It's not their table


As if you needed it, reasons for putting your bare Pagan feet in the mashed potatoes

A few days ago, Wren from Witchvox linked to a prayer warrior piece at Wren's Nest.

I'm always torn on these.

To start with (and as Wren notes), most Christians are nothing like that. Given a choice, they want nothing to do with the hard core evangelists. They also know that sort of person thrives on attention, and confronting them would only feed the delusions of persecution.

It seems that there's always a group of Pagans who want the Christians to take care of their own trash and not splash any on the rest of us. Of course, we'd never have anyone like that (Jonathon Sharkey anyone?) and so we shouldn't get our robes dirty. And then there is a small but very vocal group that thinks Pagans should face the Enemy down, confront them where they live, and wrest victory after victory from the conflict. Righteous sword of fury, faith be my shield, my strength is the strength of thirteen because my heart is pure, and all that.

By nature, I'm a part of that last group. But I am not ruled (entirely) by my passions. I know from experience that conflict just feeds the fanatic expectations. Even if I were to "win," that would just drive more people into the militant arm of Christian evangelism because I would have proven their point. I may win the battle, but we'd lose the war even before it's declared. A heads-on no holds barred confrontation is the last thing I should be doing.

No matter how much I long for it.

So the idea is to work smart. And that's where I take inspiration from the the Ontario Consultants on Religious Tolerance, also known as www.religioustolerance.org (I've been giving to this group for years). Not only do they have one of THE best resources for information on just about every religion, they specifically focus on a civil rights perspective rather than advocating any one group.
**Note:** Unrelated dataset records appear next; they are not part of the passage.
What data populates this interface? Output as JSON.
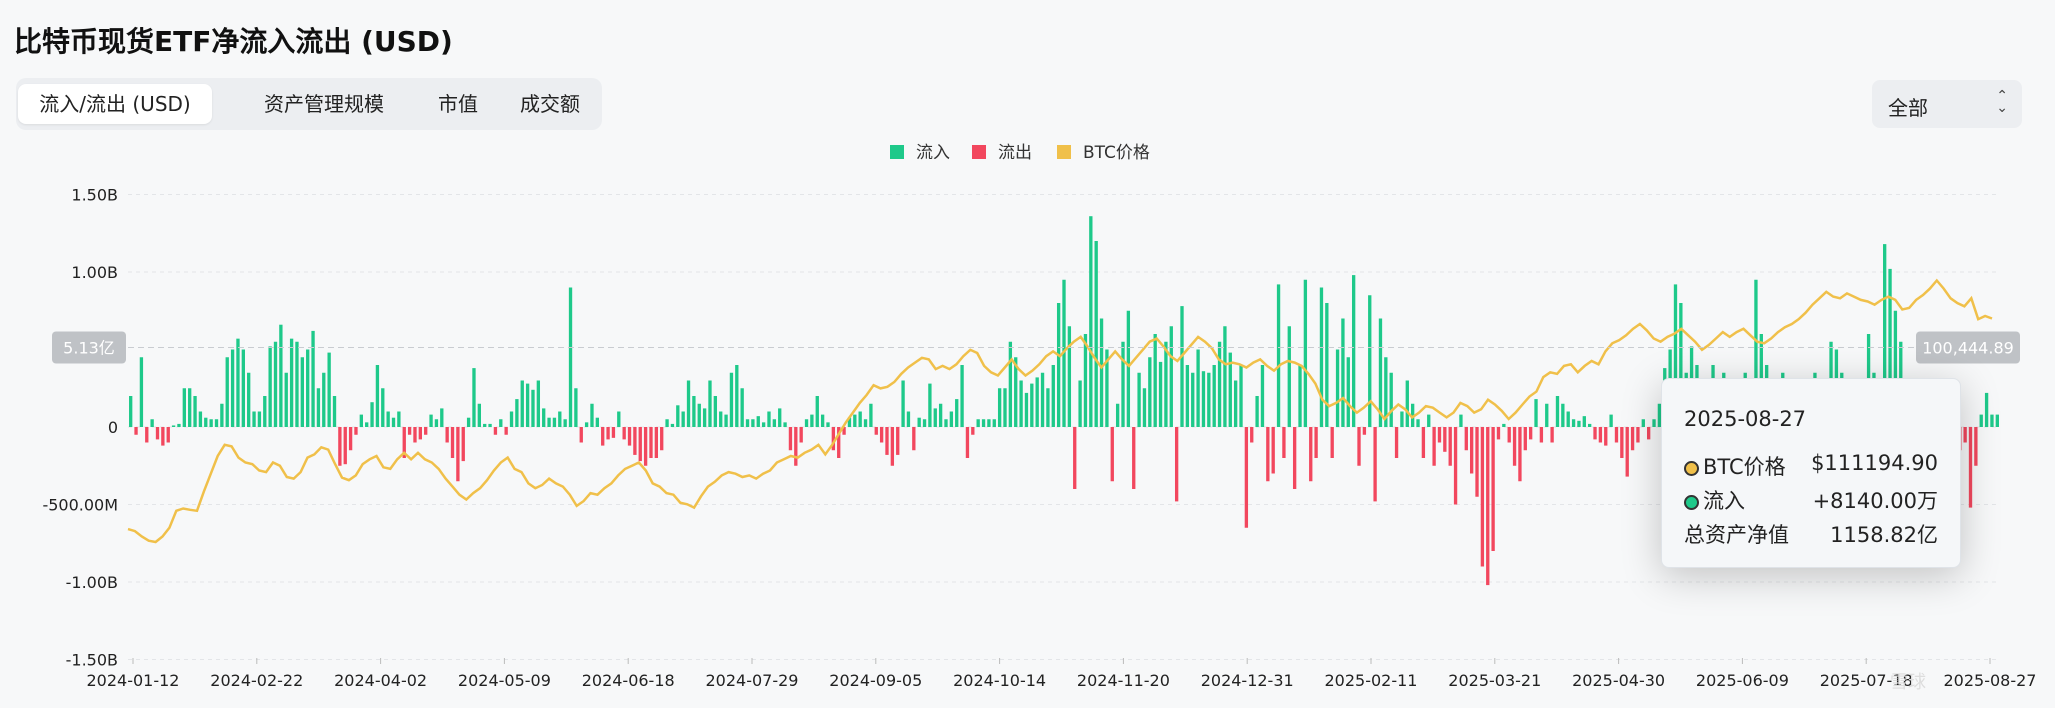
{
  "page": {
    "title": "比特币现货ETF净流入流出 (USD)"
  },
  "tabs": [
    {
      "label": "流入/流出 (USD)",
      "active": true
    },
    {
      "label": "资产管理规模",
      "active": false
    },
    {
      "label": "市值",
      "active": false
    },
    {
      "label": "成交额",
      "active": false
    }
  ],
  "filter": {
    "value": "全部",
    "icon": "chevron-updown-icon"
  },
  "legend": [
    {
      "label": "流入",
      "color": "#1ec98a"
    },
    {
      "label": "流出",
      "color": "#f2475e"
    },
    {
      "label": "BTC价格",
      "color": "#f0c04a"
    }
  ],
  "chart_data": {
    "type": "bar",
    "y_axis": {
      "range": [
        -1500000000,
        1500000000
      ],
      "ticks": [
        "1.50B",
        "1.00B",
        "5.13亿",
        "0",
        "-500.00M",
        "-1.00B",
        "-1.50B"
      ],
      "crosshair_label": "5.13亿",
      "crosshair_value": 513000000
    },
    "x_axis": {
      "ticks": [
        "2024-01-12",
        "2024-02-22",
        "2024-04-02",
        "2024-05-09",
        "2024-06-18",
        "2024-07-29",
        "2024-09-05",
        "2024-10-14",
        "2024-11-20",
        "2024-12-31",
        "2025-02-11",
        "2025-03-21",
        "2025-04-30",
        "2025-06-09",
        "2025-07-18",
        "2025-08-27"
      ]
    },
    "price_axis": {
      "crosshair_label": "100,444.89",
      "crosshair_value": 100444.89,
      "range": [
        30000,
        130000
      ]
    },
    "flows": [
      0.2,
      -0.05,
      0.45,
      -0.1,
      0.05,
      -0.08,
      -0.12,
      -0.1,
      0.01,
      0.02,
      0.25,
      0.25,
      0.2,
      0.1,
      0.06,
      0.05,
      0.05,
      0.15,
      0.45,
      0.5,
      0.57,
      0.5,
      0.35,
      0.1,
      0.1,
      0.2,
      0.52,
      0.55,
      0.66,
      0.35,
      0.57,
      0.55,
      0.45,
      0.5,
      0.62,
      0.25,
      0.35,
      0.48,
      0.2,
      -0.25,
      -0.24,
      -0.15,
      -0.05,
      0.08,
      0.03,
      0.16,
      0.4,
      0.25,
      0.1,
      0.06,
      0.1,
      -0.2,
      -0.05,
      -0.1,
      -0.08,
      -0.05,
      0.08,
      0.05,
      0.12,
      -0.1,
      -0.2,
      -0.35,
      -0.22,
      0.06,
      0.38,
      0.15,
      0.02,
      0.02,
      -0.05,
      0.05,
      -0.05,
      0.1,
      0.18,
      0.3,
      0.28,
      0.24,
      0.3,
      0.12,
      0.06,
      0.06,
      0.1,
      0.05,
      0.9,
      0.25,
      -0.1,
      0.03,
      0.15,
      0.06,
      -0.12,
      -0.08,
      -0.07,
      0.1,
      -0.08,
      -0.12,
      -0.18,
      -0.22,
      -0.25,
      -0.2,
      -0.2,
      -0.15,
      0.05,
      0.02,
      0.14,
      0.1,
      0.3,
      0.2,
      0.15,
      0.12,
      0.3,
      0.2,
      0.1,
      0.08,
      0.35,
      0.4,
      0.25,
      0.05,
      0.05,
      0.07,
      0.03,
      0.1,
      0.05,
      0.12,
      0.03,
      -0.15,
      -0.25,
      -0.1,
      0.05,
      0.08,
      0.2,
      0.08,
      0.03,
      -0.15,
      -0.2,
      -0.05,
      0.06,
      0.08,
      0.1,
      0.05,
      0.15,
      -0.05,
      -0.1,
      -0.18,
      -0.25,
      -0.18,
      0.3,
      0.1,
      -0.15,
      0.06,
      0.05,
      0.28,
      0.12,
      0.15,
      0.05,
      0.1,
      0.18,
      0.4,
      -0.2,
      -0.05,
      0.05,
      0.05,
      0.05,
      0.05,
      0.25,
      0.25,
      0.55,
      0.45,
      0.3,
      0.22,
      0.28,
      0.32,
      0.35,
      0.25,
      0.4,
      0.8,
      0.95,
      0.65,
      -0.4,
      0.3,
      0.6,
      1.36,
      1.2,
      0.7,
      0.5,
      -0.35,
      0.15,
      0.55,
      0.75,
      -0.4,
      0.35,
      0.25,
      0.45,
      0.6,
      0.42,
      0.55,
      0.65,
      -0.48,
      0.78,
      0.4,
      0.35,
      0.5,
      0.36,
      0.35,
      0.4,
      0.55,
      0.65,
      0.48,
      0.3,
      0.4,
      -0.65,
      -0.1,
      0.2,
      0.4,
      -0.35,
      -0.3,
      0.92,
      -0.2,
      0.65,
      -0.4,
      0.4,
      0.95,
      -0.35,
      -0.2,
      0.9,
      0.8,
      -0.2,
      0.5,
      0.7,
      0.45,
      0.98,
      -0.25,
      -0.05,
      0.85,
      -0.48,
      0.7,
      0.45,
      0.35,
      -0.2,
      0.1,
      0.3,
      0.15,
      0.05,
      -0.2,
      0.08,
      -0.25,
      -0.1,
      -0.16,
      -0.25,
      -0.5,
      0.08,
      -0.15,
      -0.3,
      -0.45,
      -0.9,
      -1.02,
      -0.8,
      -0.08,
      0.02,
      -0.1,
      -0.25,
      -0.35,
      -0.15,
      -0.08,
      0.18,
      -0.1,
      0.15,
      -0.1,
      0.2,
      0.15,
      0.1,
      0.05,
      0.04,
      0.07,
      0.02,
      -0.08,
      -0.1,
      -0.12,
      0.08,
      -0.1,
      -0.2,
      -0.32,
      -0.15,
      -0.1,
      0.05,
      -0.08,
      0.05,
      0.15,
      0.38,
      0.5,
      0.92,
      0.8,
      0.35,
      0.52,
      0.4,
      0.2,
      0.06,
      0.4,
      0.3,
      0.35,
      0.15,
      0.2,
      0.1,
      0.35,
      0.25,
      0.95,
      0.6,
      0.4,
      0.3,
      0.15,
      0.35,
      0.2,
      0.1,
      0.05,
      0.1,
      0.3,
      0.35,
      0.2,
      0.25,
      0.55,
      0.5,
      0.35,
      0.2,
      0.3,
      0.2,
      0.28,
      0.6,
      0.35,
      0.28,
      1.18,
      1.02,
      0.75,
      0.55,
      0.15,
      0.1,
      0.08,
      0.05,
      0.08,
      0.1,
      0.15,
      0.2,
      0.2,
      0.08,
      -0.15,
      -0.1,
      -0.52,
      -0.25,
      0.08,
      0.22,
      0.08,
      0.08
    ],
    "price": [
      45800,
      45200,
      43500,
      42200,
      41800,
      43500,
      46200,
      51500,
      52200,
      51800,
      51500,
      57500,
      63000,
      68500,
      72000,
      71500,
      68000,
      66500,
      66000,
      64000,
      63500,
      66500,
      65500,
      62000,
      61500,
      63500,
      68000,
      69000,
      71200,
      70500,
      66000,
      61800,
      61000,
      62500,
      66000,
      67500,
      68500,
      65000,
      64500,
      67500,
      69500,
      67500,
      69500,
      67500,
      66500,
      64500,
      61500,
      59000,
      56500,
      55000,
      57000,
      58500,
      61000,
      64000,
      66500,
      68000,
      64500,
      63500,
      60000,
      58500,
      59500,
      61500,
      60000,
      59000,
      56500,
      53000,
      54500,
      57000,
      56500,
      58500,
      60000,
      62500,
      64500,
      65500,
      66500,
      64000,
      60000,
      59000,
      57000,
      56500,
      54000,
      53500,
      52500,
      56000,
      59000,
      60500,
      62500,
      63500,
      63000,
      62000,
      62500,
      61500,
      63000,
      64000,
      66500,
      67500,
      68500,
      68000,
      69500,
      70500,
      72000,
      69000,
      72000,
      75500,
      79000,
      82000,
      85000,
      87500,
      90500,
      89500,
      90000,
      91500,
      94000,
      96000,
      97500,
      99000,
      98500,
      95500,
      96500,
      95500,
      97000,
      99500,
      101500,
      100500,
      96500,
      94500,
      93500,
      96000,
      98500,
      95500,
      93500,
      95000,
      97000,
      99500,
      101000,
      99500,
      102000,
      104000,
      105500,
      102500,
      99000,
      96000,
      98500,
      101000,
      98500,
      96500,
      99000,
      101500,
      104000,
      105000,
      102500,
      99500,
      98000,
      100500,
      103000,
      105500,
      104000,
      102000,
      98500,
      97000,
      97500,
      97000,
      96000,
      97500,
      98500,
      96500,
      95000,
      97000,
      98000,
      97500,
      96500,
      94000,
      91000,
      86000,
      84000,
      85000,
      86500,
      84000,
      82000,
      83500,
      85500,
      83000,
      80000,
      82500,
      84500,
      83000,
      80500,
      82000,
      84000,
      83500,
      82000,
      80500,
      82000,
      85000,
      84000,
      82000,
      83000,
      86000,
      84500,
      82500,
      80000,
      82000,
      84500,
      87000,
      88500,
      93000,
      94500,
      94000,
      96500,
      97000,
      94500,
      96500,
      98000,
      97000,
      101000,
      103500,
      104500,
      106000,
      108000,
      109500,
      107500,
      105000,
      104000,
      105500,
      106500,
      108000,
      106000,
      104000,
      101500,
      103000,
      105000,
      107000,
      105500,
      107000,
      108000,
      106000,
      104000,
      103500,
      105000,
      107000,
      108500,
      109500,
      111000,
      113000,
      115500,
      117500,
      119500,
      118000,
      117500,
      119000,
      118000,
      117000,
      116500,
      115500,
      117000,
      118000,
      117000,
      114000,
      114500,
      117000,
      118500,
      120500,
      123000,
      120500,
      117500,
      116000,
      115000,
      117500,
      111000,
      112000,
      111200
    ]
  },
  "tooltip": {
    "date": "2025-08-27",
    "rows": [
      {
        "label": "BTC价格",
        "value": "$111194.90",
        "color": "#f0c04a"
      },
      {
        "label": "流入",
        "value": "+8140.00万",
        "color": "#1ec98a"
      },
      {
        "label": "总资产净值",
        "value": "1158.82亿"
      }
    ]
  },
  "watermark": "雪球"
}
Let me tell you why this is important. Right now, Wiccan chaplain Robert McCollum is fighting an exclusionary policy in California. Basically, he's trying to get the state prison system to admit that other faiths should be a part of the prison chaplains. At least one group is arguing against him saying that freedom of religion applies only to certain religions.

But let's step back. Rather than proving that (insert religion here) is a valid choice and offering proof, let's turn that around. Go from the human rights perspective, and make them prove that (insert religion here) isn't valid. Not because of what some holy book or priest says, but because we're human.

A couple of years ago, there was a part of the Libertarian Party that took the stand that only some religions were worthy. At my mainstream blog, I wrote this:

Paul himself is populist, not libertarian. When his positions coincide with liberty, it's more accident than commitment. Even then, he wants "his crowd" to be first in line. I've particular issues with his assumption that Christians are responsible for liberty and the rest of us only "get to sit at the big table" because of the tolerance of those selfsame and oh-so-humble Christians. We're supposed to do what we are told, be on our best behavior, and never, EVER put our bare feet in the mashed potatoes.

This is codswallop. The United States is not a Christian nation. "Christian" principles were only part of the founding. And don't get me started about the origin of those "Christian" ideas.

The point is, I have a place at the table no matter what Ron Paul deigns to grant me. It's not his table. He can't kick me out. If he doesn't like it, tough. I don't need his permission. Too much of what Paul says and writes reminds me of Orwell's Animal Farm. "All animals are equal, some are more equal than others."

I don't have rights because some Christians were kind enough to give them to me. I don't have rights because I am Pagan. I have rights because I am human and ONLY because I am human.

All I demand is my humanity.

Let the prayer warriors try to take that away and they will destroy themselves better than I ever could.